Finding the equivalent filter H(u,v) in the frequency domain of a 3x3 spatial mask

Question

I'm trying to find the equivalent frequency domain filter, $H(u,v)$, of a 3x3 spatial mask that averages all neighbours of a point $(x,y)$ in said 3x3 neighbourhood excluding the point itself. So far, I have been able to calculate:

$$g(x,y) = 1/8 \cdot [f(x+1,y) + f(x+1,y+1) + f(x+1,y-1).... f(x-1,y-1)]$$ -(no $f(x,y)$)- but here is where I get stuck.

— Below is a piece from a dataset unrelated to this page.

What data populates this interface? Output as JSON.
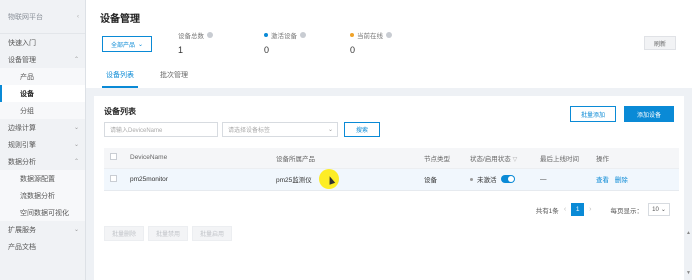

I've read that I can use linearity and translation properties to get $H(u,v)$ after performing DFT on $g(x,y)$ but for me that is currently a 'draw the rest of the owl' situation.

How do I get $H(u,v)$ from $g(x,y)$ and what form does it take?
I.e., what will the DFT of $f(x+1,y-1)$ look like and how do I then get $H(u,v)$ from that?

Answer 1

Hint: $g(x,y)$ averages all pixel values around $f(x,y)$, at 8-neighbour connectivity distance 1, except $g(x,y)$. The classical uniform $3\times 3$ average is:

$$ m(x,y) = \frac{1}{9}\sum_{i\in[-1,0,1]}\sum_{j\in[-1,0,1]}f(x-i,y-j)\,.$$

Thus: $$9m(x,y) = 8g(x,y)+f(x,y)\,.$$

Knowing the Fourier transform of the uniform $3\times 3$ mask, and that of the identity, and using linear superposition, you should be on track.